Anggaran itu untuk publikasi dan aktivitas media. Setiap bulan ada forum komunikasi yang diselenggarakan Humas DPRD dengan kalangan media.
Anggaran Humas DPRD Sumenep untuk media dan publikasi emang gemuk.
Padahal, Humas DPRD itu bukan OPD yang berdiri sendiri. Masih menyatu dengan Sekretariat DPRD.
Meski Pemkab mengalokasikan anggaran miliaran rupiah untuk publikasi, tapi lalu lintas berita masih jauh tertinggal dengan rilis gratisan di Polres Sumenep.
Lalu, apa solusinya?
Pemkab perlu ambil langkah konkret. Membuat tim khusus yang memproduksi rilis berita-berita Pemkab. Agar konten beritanya seksi.
Kan sudah ada media center atau Graha Pers? Nah itu pula. Saya dengar namanya. Tapi wujud nyatanya tak jelas sebagai rumah produksi rilis.
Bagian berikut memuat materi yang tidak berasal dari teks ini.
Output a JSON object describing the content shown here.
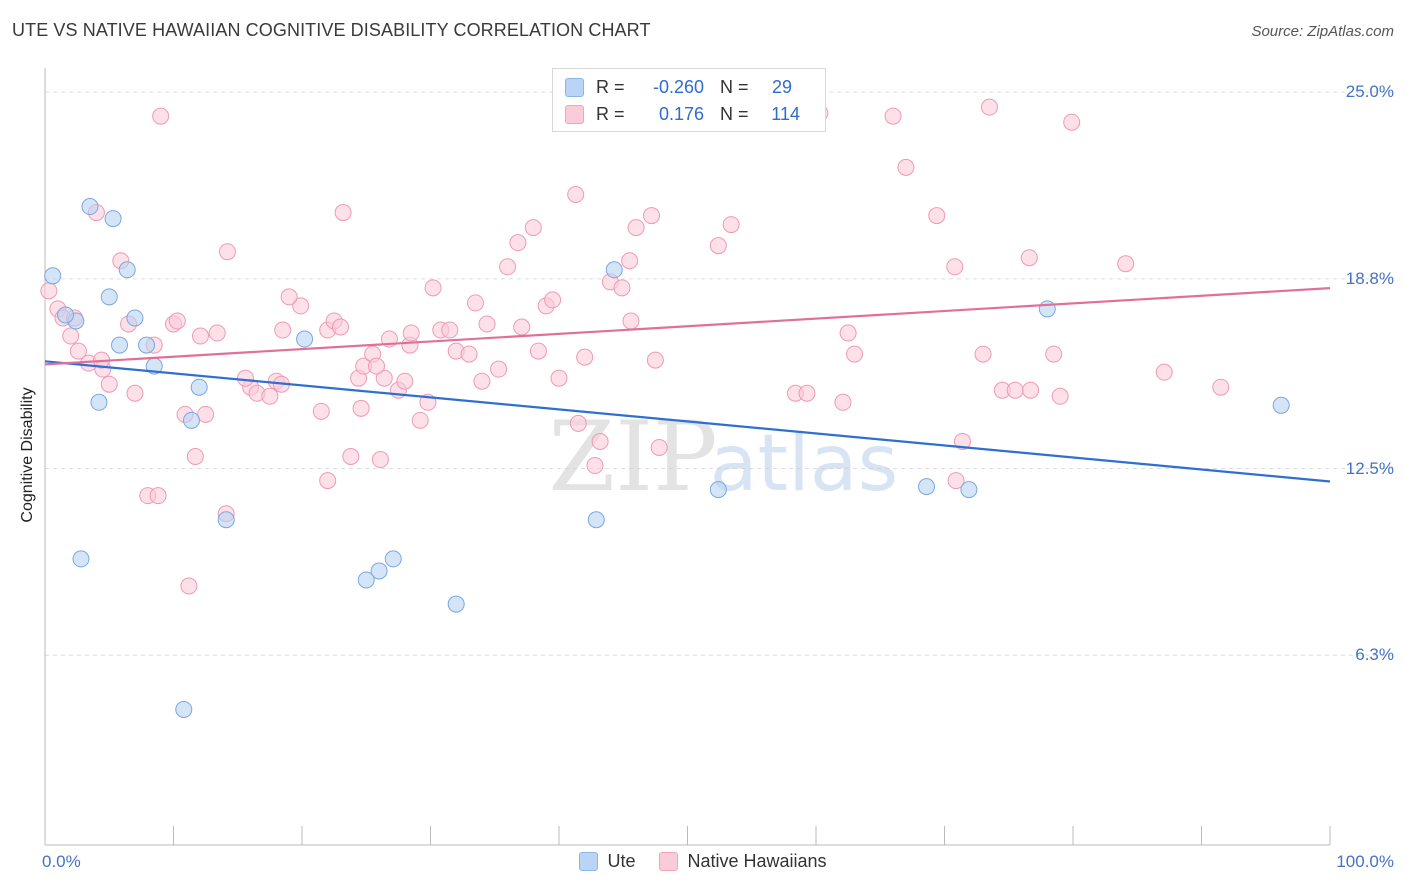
{
  "header": {
    "title": "UTE VS NATIVE HAWAIIAN COGNITIVE DISABILITY CORRELATION CHART",
    "source": "Source: ZipAtlas.com"
  },
  "watermark": {
    "zip": "ZIP",
    "atlas": "atlas"
  },
  "stats": {
    "ute": {
      "r_label": "R =",
      "r_value": "-0.260",
      "n_label": "N =",
      "n_value": "29"
    },
    "native_hawaiian": {
      "r_label": "R =",
      "r_value": "0.176",
      "n_label": "N =",
      "n_value": "114"
    }
  },
  "legend": {
    "items": [
      {
        "label": "Ute",
        "color": "#b9d4f4"
      },
      {
        "label": "Native Hawaiians",
        "color": "#fbcbd9"
      }
    ]
  },
  "colors": {
    "blue_fill": "#b9d4f4",
    "blue_stroke": "#7aa7e0",
    "blue_line": "#2f6fd0",
    "pink_fill": "#fbcbd9",
    "pink_stroke": "#ee9ab5",
    "pink_line": "#e0709a",
    "grid": "#dddddd",
    "tick_text": "#4472c4"
  },
  "chart_data": {
    "type": "scatter",
    "title": "UTE VS NATIVE HAWAIIAN COGNITIVE DISABILITY CORRELATION CHART",
    "xlabel": "",
    "ylabel": "Cognitive Disability",
    "xlim": [
      0,
      100
    ],
    "ylim": [
      0,
      25.8
    ],
    "x_tick_labels": [
      "0.0%",
      "100.0%"
    ],
    "y_ticks": [
      {
        "value": 25.0,
        "label": "25.0%"
      },
      {
        "value": 18.8,
        "label": "18.8%"
      },
      {
        "value": 12.5,
        "label": "12.5%"
      },
      {
        "value": 6.3,
        "label": "6.3%"
      }
    ],
    "grid": true,
    "series": [
      {
        "name": "Ute",
        "color": "#b9d4f4",
        "points": [
          [
            0.6,
            18.9
          ],
          [
            3.5,
            21.2
          ],
          [
            5.3,
            20.8
          ],
          [
            6.4,
            19.1
          ],
          [
            5.0,
            18.2
          ],
          [
            2.4,
            17.4
          ],
          [
            1.6,
            17.6
          ],
          [
            7.0,
            17.5
          ],
          [
            20.2,
            16.8
          ],
          [
            5.8,
            16.6
          ],
          [
            7.9,
            16.6
          ],
          [
            8.5,
            15.9
          ],
          [
            12.0,
            15.2
          ],
          [
            4.2,
            14.7
          ],
          [
            11.4,
            14.1
          ],
          [
            44.3,
            19.1
          ],
          [
            2.8,
            9.5
          ],
          [
            26.0,
            9.1
          ],
          [
            27.1,
            9.5
          ],
          [
            14.1,
            10.8
          ],
          [
            42.9,
            10.8
          ],
          [
            52.4,
            11.8
          ],
          [
            68.6,
            11.9
          ],
          [
            71.9,
            11.8
          ],
          [
            78.0,
            17.8
          ],
          [
            96.2,
            14.6
          ],
          [
            10.8,
            4.5
          ],
          [
            25.0,
            8.8
          ],
          [
            32.0,
            8.0
          ]
        ],
        "trend": {
          "x": [
            0,
            100
          ],
          "y": [
            16.06,
            12.07
          ]
        }
      },
      {
        "name": "Native Hawaiians",
        "color": "#fbcbd9",
        "points": [
          [
            0.3,
            18.4
          ],
          [
            1.0,
            17.8
          ],
          [
            1.4,
            17.5
          ],
          [
            2.3,
            17.5
          ],
          [
            2.0,
            16.9
          ],
          [
            2.6,
            16.4
          ],
          [
            3.4,
            16.0
          ],
          [
            4.5,
            15.8
          ],
          [
            4.4,
            16.1
          ],
          [
            5.0,
            15.3
          ],
          [
            7.0,
            15.0
          ],
          [
            5.9,
            19.4
          ],
          [
            4.0,
            21.0
          ],
          [
            9.0,
            24.2
          ],
          [
            6.5,
            17.3
          ],
          [
            8.5,
            16.6
          ],
          [
            10.0,
            17.3
          ],
          [
            10.3,
            17.4
          ],
          [
            10.9,
            14.3
          ],
          [
            12.5,
            14.3
          ],
          [
            11.7,
            12.9
          ],
          [
            8.0,
            11.6
          ],
          [
            8.8,
            11.6
          ],
          [
            11.2,
            8.6
          ],
          [
            14.1,
            11.0
          ],
          [
            12.1,
            16.9
          ],
          [
            13.4,
            17.0
          ],
          [
            14.2,
            19.7
          ],
          [
            16.0,
            15.2
          ],
          [
            16.5,
            15.0
          ],
          [
            15.6,
            15.5
          ],
          [
            17.5,
            14.9
          ],
          [
            18.0,
            15.4
          ],
          [
            18.4,
            15.3
          ],
          [
            19.9,
            17.9
          ],
          [
            18.5,
            17.1
          ],
          [
            19.0,
            18.2
          ],
          [
            21.5,
            14.4
          ],
          [
            22.0,
            17.1
          ],
          [
            22.5,
            17.4
          ],
          [
            23.0,
            17.2
          ],
          [
            23.2,
            21.0
          ],
          [
            22.0,
            12.1
          ],
          [
            23.8,
            12.9
          ],
          [
            24.4,
            15.5
          ],
          [
            24.8,
            15.9
          ],
          [
            25.5,
            16.3
          ],
          [
            24.6,
            14.5
          ],
          [
            26.4,
            15.5
          ],
          [
            25.8,
            15.9
          ],
          [
            26.8,
            16.8
          ],
          [
            27.5,
            15.1
          ],
          [
            28.4,
            16.6
          ],
          [
            28.5,
            17.0
          ],
          [
            29.2,
            14.1
          ],
          [
            29.8,
            14.7
          ],
          [
            28.0,
            15.4
          ],
          [
            26.1,
            12.8
          ],
          [
            30.2,
            18.5
          ],
          [
            30.8,
            17.1
          ],
          [
            31.5,
            17.1
          ],
          [
            32.0,
            16.4
          ],
          [
            33.0,
            16.3
          ],
          [
            33.5,
            18.0
          ],
          [
            34.4,
            17.3
          ],
          [
            34.0,
            15.4
          ],
          [
            35.3,
            15.8
          ],
          [
            36.0,
            19.2
          ],
          [
            36.8,
            20.0
          ],
          [
            37.1,
            17.2
          ],
          [
            38.4,
            16.4
          ],
          [
            38.0,
            20.5
          ],
          [
            39.0,
            17.9
          ],
          [
            39.5,
            18.1
          ],
          [
            40.0,
            15.5
          ],
          [
            41.3,
            21.6
          ],
          [
            42.0,
            16.2
          ],
          [
            41.5,
            14.0
          ],
          [
            42.8,
            12.6
          ],
          [
            43.2,
            13.4
          ],
          [
            44.0,
            18.7
          ],
          [
            44.9,
            18.5
          ],
          [
            45.5,
            19.4
          ],
          [
            45.6,
            17.4
          ],
          [
            46.0,
            20.5
          ],
          [
            47.2,
            20.9
          ],
          [
            47.5,
            16.1
          ],
          [
            47.8,
            13.2
          ],
          [
            52.4,
            19.9
          ],
          [
            53.4,
            20.6
          ],
          [
            58.4,
            15.0
          ],
          [
            59.3,
            15.0
          ],
          [
            60.3,
            24.3
          ],
          [
            62.1,
            14.7
          ],
          [
            63.0,
            16.3
          ],
          [
            62.5,
            17.0
          ],
          [
            66.0,
            24.2
          ],
          [
            67.0,
            22.5
          ],
          [
            69.4,
            20.9
          ],
          [
            70.8,
            19.2
          ],
          [
            70.9,
            12.1
          ],
          [
            71.4,
            13.4
          ],
          [
            73.5,
            24.5
          ],
          [
            73.0,
            16.3
          ],
          [
            74.5,
            15.1
          ],
          [
            75.5,
            15.1
          ],
          [
            76.7,
            15.1
          ],
          [
            76.6,
            19.5
          ],
          [
            79.0,
            14.9
          ],
          [
            78.5,
            16.3
          ],
          [
            79.9,
            24.0
          ],
          [
            84.1,
            19.3
          ],
          [
            87.1,
            15.7
          ],
          [
            91.5,
            15.2
          ]
        ],
        "trend": {
          "x": [
            0,
            100
          ],
          "y": [
            15.96,
            18.49
          ]
        }
      }
    ]
  }
}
Saya sederhana melihat rilis Pemkab Sumenep .
Apakah konten rilis Pemkab Sumenep itu dalam satu dirigen (komando)? Apakah ada yang bertanggungjawab warna komando itu? Dan macam-macam.
Saya sering dikirimin teman Surabaya soal rilis Gubernur Jatim, Khofifah Indar Parawansa. Rata-rata, isi rilis berita itu menguak apa yang terjadi. Apa yang sudah dilakukan Gubernur Khofifah. Meski hadir di acara seremonial.
Jarang saya membaca rilis berita Gubernur Khofifah bersifat informatif. Atau Gubernur hadir pada acara seremonial. Apalagi berulang-ulang muncul kata-kata berharap. Atau istilah Gubernur, mengimpikan ini dan itu.
Rata-rata isi rilis Gubernur Khofifah itu menyampaikan kehebatan Gubernur Khofifah. Tentu dengan aneka diksi dan data.
Bagi yang membaca, bisa geleng-geleng kepala.
Lalu, bergumam dalam hati: hebat Khofifah.
Bagi yang ngerti, itu tak lepas dari ‘sihir’ pembuat rilis Gubernur Khofifah yang bikin publik berdecak kagum usai membaca.
Kalau di Sumenep?
Ini cerita teman. Saya bagikan dalam tulisan ini.
Teman waktu kecil di Sumenep. Sekarang jadi sesuatu di institusi keren. Di sono.
Suatu waktu.
Dia WA saya, nanya begini: Apa yang sudah diperbuat Bupati dan Wabup Sumenep selama ini. Saya baca berita, isinya kok meresmikan ini. Mendatangi ini. Dan sebagainya.
Saya jawab: Pak Fauzi dan Nyi Eva sudah banyak berbuat untuk masyarakat Sumenep. Hanya belum waktunya dimunculkan ke publik.